Can an anti-Xa assay for unfractionated heparin be used to assess the presence of rivaroxaban in critical situations?

OBJECTIVE: Although rivaroxaban has recently become widely used for thrombosis treatment, it is difficult for clinicians to make clinical decisions in critical situations, such as emergent surgery or interventions, because a specific anti-Xa assay is not available in many laboratories. This study assessed the relationships between rivaroxaban-specific anti-factor Xa activity (AXA) and unfractionated heparin (UFH)-specific AXA and determined the cutoff level for UFH-specific AXA in critical situations for patients undergoing rivaroxaban therapy. METHODS: Thirty-eight blood samples were collected from patients with cancer-associated thrombosis receiving rivaroxaban therapy. All samples were assessed using both rivaroxaban-specific and UFH-specific anti-Xa assays. Routine coagulation studies, including prothrombin time (PT) and activated partial thromboplastin time, were also conducted on the samples. RESULTS: A positive dose-dependent correlation between rivaroxaban-specific and UFH-specific AXA was evident (R = 0.97; P < .0001).
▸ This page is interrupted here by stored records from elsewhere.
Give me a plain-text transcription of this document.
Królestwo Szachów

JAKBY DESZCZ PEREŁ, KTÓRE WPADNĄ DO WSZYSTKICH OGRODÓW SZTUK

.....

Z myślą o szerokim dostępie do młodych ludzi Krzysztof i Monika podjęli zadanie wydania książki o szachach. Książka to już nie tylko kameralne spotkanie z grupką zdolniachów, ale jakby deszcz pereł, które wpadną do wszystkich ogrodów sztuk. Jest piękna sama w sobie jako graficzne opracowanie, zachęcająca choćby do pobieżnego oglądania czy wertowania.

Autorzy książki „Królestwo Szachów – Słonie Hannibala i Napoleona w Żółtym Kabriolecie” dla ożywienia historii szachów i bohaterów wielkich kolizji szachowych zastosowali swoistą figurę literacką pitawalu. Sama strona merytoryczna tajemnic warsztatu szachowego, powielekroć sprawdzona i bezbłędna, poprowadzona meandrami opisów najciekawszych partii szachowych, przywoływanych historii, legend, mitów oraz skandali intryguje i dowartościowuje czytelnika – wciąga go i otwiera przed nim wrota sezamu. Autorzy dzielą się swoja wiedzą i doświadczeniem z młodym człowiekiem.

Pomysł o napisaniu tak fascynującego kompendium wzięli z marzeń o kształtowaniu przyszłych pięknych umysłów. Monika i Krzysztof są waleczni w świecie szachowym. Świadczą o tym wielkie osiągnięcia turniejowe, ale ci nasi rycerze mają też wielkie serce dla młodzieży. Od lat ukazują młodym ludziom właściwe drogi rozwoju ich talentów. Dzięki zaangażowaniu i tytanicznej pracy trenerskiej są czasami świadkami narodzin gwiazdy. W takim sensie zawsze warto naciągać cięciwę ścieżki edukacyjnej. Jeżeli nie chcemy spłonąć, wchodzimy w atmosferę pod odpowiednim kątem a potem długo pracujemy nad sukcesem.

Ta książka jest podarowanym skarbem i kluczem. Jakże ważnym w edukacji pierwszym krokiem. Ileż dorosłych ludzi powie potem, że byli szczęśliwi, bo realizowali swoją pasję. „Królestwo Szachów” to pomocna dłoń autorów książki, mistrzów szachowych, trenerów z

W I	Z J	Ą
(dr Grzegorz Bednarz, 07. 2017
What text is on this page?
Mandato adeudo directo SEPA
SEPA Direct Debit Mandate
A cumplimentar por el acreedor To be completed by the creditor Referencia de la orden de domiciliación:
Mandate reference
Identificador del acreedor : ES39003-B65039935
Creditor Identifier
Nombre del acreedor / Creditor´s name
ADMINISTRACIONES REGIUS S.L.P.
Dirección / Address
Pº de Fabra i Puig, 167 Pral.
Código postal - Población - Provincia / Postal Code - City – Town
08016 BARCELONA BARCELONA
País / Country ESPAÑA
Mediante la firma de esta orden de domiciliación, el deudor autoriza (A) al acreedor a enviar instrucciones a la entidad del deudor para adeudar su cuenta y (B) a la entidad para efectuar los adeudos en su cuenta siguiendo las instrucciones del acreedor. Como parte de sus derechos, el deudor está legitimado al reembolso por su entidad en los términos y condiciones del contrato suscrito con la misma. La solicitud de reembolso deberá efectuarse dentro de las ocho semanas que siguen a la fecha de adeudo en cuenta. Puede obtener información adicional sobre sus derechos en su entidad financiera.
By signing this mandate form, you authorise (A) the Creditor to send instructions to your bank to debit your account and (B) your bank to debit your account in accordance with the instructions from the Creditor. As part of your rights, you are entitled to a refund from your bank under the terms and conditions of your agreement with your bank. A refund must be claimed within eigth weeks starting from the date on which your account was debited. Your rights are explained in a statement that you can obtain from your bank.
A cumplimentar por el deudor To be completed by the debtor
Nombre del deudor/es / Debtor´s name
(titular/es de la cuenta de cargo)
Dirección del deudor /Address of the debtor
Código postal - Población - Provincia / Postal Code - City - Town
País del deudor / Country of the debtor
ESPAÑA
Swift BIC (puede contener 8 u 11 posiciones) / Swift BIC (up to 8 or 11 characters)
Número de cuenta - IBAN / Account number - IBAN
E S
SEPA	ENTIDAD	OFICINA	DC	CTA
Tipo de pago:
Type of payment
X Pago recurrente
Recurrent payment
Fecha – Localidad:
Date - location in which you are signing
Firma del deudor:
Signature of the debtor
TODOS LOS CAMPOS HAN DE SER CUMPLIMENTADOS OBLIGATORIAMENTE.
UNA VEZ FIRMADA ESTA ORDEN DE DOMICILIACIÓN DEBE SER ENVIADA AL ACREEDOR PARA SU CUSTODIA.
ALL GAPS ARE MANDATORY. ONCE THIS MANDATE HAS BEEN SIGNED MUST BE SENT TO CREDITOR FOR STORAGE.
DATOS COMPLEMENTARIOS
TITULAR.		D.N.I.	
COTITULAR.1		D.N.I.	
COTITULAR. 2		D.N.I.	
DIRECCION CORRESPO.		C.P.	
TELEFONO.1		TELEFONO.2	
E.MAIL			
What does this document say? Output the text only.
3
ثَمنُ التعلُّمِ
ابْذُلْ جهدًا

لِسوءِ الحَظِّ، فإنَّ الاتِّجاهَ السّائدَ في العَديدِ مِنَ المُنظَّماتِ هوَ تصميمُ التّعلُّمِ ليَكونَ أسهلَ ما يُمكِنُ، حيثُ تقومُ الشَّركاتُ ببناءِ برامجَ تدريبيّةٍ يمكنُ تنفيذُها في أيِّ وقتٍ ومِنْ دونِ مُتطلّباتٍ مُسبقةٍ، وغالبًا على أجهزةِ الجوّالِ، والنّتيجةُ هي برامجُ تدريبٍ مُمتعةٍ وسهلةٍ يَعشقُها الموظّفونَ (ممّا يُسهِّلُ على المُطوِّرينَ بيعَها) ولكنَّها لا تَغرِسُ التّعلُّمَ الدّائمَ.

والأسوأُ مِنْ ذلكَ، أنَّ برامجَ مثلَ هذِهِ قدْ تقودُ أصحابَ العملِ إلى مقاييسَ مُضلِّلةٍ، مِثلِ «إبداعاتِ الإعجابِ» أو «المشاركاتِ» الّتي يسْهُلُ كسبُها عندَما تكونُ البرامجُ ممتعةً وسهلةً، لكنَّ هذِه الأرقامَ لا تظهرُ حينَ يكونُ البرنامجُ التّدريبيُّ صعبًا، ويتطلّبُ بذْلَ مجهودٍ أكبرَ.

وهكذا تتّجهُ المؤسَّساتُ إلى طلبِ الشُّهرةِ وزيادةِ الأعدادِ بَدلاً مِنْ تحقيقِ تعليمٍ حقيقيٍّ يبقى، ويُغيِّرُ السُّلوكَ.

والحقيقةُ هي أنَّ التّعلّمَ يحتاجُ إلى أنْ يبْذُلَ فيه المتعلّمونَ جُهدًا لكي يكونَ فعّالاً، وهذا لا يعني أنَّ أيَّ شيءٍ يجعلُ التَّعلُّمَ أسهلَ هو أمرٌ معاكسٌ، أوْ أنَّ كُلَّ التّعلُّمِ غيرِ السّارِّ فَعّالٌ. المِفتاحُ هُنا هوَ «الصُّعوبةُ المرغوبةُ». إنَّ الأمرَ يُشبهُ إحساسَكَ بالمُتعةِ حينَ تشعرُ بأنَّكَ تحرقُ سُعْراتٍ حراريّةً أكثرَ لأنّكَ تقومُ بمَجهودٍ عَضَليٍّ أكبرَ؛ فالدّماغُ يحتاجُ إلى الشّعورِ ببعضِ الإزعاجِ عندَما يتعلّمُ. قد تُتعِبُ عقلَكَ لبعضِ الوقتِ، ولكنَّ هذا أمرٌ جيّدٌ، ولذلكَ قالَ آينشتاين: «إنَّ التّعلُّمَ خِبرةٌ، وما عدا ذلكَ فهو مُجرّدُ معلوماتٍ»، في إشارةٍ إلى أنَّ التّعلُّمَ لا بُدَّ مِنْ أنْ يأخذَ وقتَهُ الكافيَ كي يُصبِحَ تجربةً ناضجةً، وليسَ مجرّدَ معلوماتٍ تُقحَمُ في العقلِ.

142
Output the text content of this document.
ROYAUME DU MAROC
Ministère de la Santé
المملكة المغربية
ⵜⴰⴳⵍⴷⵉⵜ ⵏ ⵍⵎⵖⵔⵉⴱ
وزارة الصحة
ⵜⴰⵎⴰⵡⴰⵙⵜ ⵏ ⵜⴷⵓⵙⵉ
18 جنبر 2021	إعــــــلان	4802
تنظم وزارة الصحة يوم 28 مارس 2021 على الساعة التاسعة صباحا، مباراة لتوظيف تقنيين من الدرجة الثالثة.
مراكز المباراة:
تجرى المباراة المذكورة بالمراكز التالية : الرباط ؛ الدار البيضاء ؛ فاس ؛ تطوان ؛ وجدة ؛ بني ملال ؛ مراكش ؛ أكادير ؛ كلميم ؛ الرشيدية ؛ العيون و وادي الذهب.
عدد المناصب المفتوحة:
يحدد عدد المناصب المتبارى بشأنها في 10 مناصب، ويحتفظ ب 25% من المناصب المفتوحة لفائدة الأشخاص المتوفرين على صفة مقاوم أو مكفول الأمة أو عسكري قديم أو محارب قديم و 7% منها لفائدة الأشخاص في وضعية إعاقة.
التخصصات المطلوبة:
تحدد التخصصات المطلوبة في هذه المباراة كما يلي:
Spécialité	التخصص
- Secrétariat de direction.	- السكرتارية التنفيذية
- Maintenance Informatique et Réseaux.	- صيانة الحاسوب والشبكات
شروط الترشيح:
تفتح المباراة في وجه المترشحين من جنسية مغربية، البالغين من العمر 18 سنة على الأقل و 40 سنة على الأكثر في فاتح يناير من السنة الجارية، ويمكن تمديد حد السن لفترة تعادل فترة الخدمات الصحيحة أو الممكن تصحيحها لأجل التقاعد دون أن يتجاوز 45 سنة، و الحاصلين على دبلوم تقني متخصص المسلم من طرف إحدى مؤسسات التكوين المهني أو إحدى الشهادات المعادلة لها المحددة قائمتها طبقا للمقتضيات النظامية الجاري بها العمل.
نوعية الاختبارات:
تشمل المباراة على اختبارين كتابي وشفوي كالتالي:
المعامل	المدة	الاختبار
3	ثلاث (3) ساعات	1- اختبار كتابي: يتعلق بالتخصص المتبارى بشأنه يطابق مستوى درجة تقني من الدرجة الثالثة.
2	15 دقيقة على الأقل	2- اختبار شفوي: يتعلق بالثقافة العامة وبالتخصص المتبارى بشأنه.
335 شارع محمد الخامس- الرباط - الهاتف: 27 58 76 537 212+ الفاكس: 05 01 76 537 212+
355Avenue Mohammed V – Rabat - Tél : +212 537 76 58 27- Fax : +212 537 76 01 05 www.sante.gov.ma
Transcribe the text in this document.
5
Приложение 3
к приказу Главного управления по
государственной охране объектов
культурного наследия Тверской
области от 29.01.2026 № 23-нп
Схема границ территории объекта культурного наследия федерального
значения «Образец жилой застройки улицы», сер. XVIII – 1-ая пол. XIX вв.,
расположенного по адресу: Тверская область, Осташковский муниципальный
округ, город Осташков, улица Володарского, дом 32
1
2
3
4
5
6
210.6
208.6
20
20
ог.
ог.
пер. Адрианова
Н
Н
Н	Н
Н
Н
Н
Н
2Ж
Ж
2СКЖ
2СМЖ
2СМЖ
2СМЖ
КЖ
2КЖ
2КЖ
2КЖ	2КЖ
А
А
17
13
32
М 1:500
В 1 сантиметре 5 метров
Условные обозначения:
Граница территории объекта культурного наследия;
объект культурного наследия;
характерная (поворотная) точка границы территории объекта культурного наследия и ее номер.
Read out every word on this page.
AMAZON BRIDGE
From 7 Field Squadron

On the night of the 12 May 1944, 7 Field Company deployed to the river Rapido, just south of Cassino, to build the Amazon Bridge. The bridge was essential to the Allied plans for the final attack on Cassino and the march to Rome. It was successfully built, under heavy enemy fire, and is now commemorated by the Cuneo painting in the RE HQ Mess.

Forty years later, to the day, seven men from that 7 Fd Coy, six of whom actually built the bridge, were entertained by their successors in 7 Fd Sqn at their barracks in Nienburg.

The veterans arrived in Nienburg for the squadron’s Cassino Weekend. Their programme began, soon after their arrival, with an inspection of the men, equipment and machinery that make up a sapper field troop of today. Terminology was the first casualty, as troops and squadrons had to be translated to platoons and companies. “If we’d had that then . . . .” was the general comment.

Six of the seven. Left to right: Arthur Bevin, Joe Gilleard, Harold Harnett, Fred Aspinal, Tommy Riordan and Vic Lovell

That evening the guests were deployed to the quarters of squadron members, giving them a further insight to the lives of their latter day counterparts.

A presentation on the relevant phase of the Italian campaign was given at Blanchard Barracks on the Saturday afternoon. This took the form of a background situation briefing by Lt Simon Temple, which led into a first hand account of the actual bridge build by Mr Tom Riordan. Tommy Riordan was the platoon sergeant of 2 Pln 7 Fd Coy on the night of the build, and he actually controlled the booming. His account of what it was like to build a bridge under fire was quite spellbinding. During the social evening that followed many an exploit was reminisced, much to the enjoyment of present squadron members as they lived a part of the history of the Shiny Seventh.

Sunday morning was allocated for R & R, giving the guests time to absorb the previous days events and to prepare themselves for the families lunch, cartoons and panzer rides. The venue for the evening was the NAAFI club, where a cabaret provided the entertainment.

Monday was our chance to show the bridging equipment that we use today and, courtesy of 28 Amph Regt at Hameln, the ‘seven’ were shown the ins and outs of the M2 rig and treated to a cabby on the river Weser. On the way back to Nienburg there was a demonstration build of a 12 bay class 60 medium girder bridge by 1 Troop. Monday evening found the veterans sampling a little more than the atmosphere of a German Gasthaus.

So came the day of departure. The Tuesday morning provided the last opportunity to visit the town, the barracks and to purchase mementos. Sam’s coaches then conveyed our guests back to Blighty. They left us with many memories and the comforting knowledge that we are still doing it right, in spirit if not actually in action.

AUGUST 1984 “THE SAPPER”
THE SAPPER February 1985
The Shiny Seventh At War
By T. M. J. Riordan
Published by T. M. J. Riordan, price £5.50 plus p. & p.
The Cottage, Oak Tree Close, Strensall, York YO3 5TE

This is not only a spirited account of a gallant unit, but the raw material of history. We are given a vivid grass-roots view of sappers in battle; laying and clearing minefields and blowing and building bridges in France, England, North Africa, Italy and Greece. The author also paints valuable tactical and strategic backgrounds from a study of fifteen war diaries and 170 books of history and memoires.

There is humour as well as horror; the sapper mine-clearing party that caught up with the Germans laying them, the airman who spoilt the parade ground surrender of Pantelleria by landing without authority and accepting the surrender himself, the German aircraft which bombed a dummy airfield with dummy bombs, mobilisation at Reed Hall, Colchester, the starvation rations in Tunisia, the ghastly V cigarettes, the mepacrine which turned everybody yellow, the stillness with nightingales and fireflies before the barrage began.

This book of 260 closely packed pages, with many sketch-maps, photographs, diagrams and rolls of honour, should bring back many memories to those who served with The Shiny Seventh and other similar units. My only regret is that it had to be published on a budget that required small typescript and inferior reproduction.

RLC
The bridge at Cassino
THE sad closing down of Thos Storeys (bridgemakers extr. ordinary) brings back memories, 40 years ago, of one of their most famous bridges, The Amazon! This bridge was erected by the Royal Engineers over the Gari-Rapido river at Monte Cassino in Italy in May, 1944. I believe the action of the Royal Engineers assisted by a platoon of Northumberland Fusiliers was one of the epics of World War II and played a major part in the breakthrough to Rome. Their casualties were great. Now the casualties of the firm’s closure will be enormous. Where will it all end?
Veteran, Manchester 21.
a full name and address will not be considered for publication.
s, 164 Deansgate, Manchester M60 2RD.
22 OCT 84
Rivaroxaban-specific AXA was also positively correlated with PT (R = 0.95; P < .0001) but only weakly with activated partial thromboplastin time (R = 0.67; P < .0001). Patients with plasma rivaroxaban concentrations <100 ng/mL were found to have UFH-specific AXA <1.41 IU/mL and PT <17.3 seconds, with sensitivities of 100% and 93.3% and specificities of 87.0% and 95.7%, respectively. CONCLUSIONS: Our study demonstrates that UFH-calibrated AXA correlates strongly with plasma rivaroxaban concentration. This assay appears to be sensitive to the presence of rivaroxaban, which may be advantageous in the setting of assessing drug levels for critical events. These findings suggest that if a rivaroxaban-specific anti-Xa assay is unavailable, the chromogenic anti-Xa assay for UFH may be useful to assess the anticoagulant effects of rivaroxaban.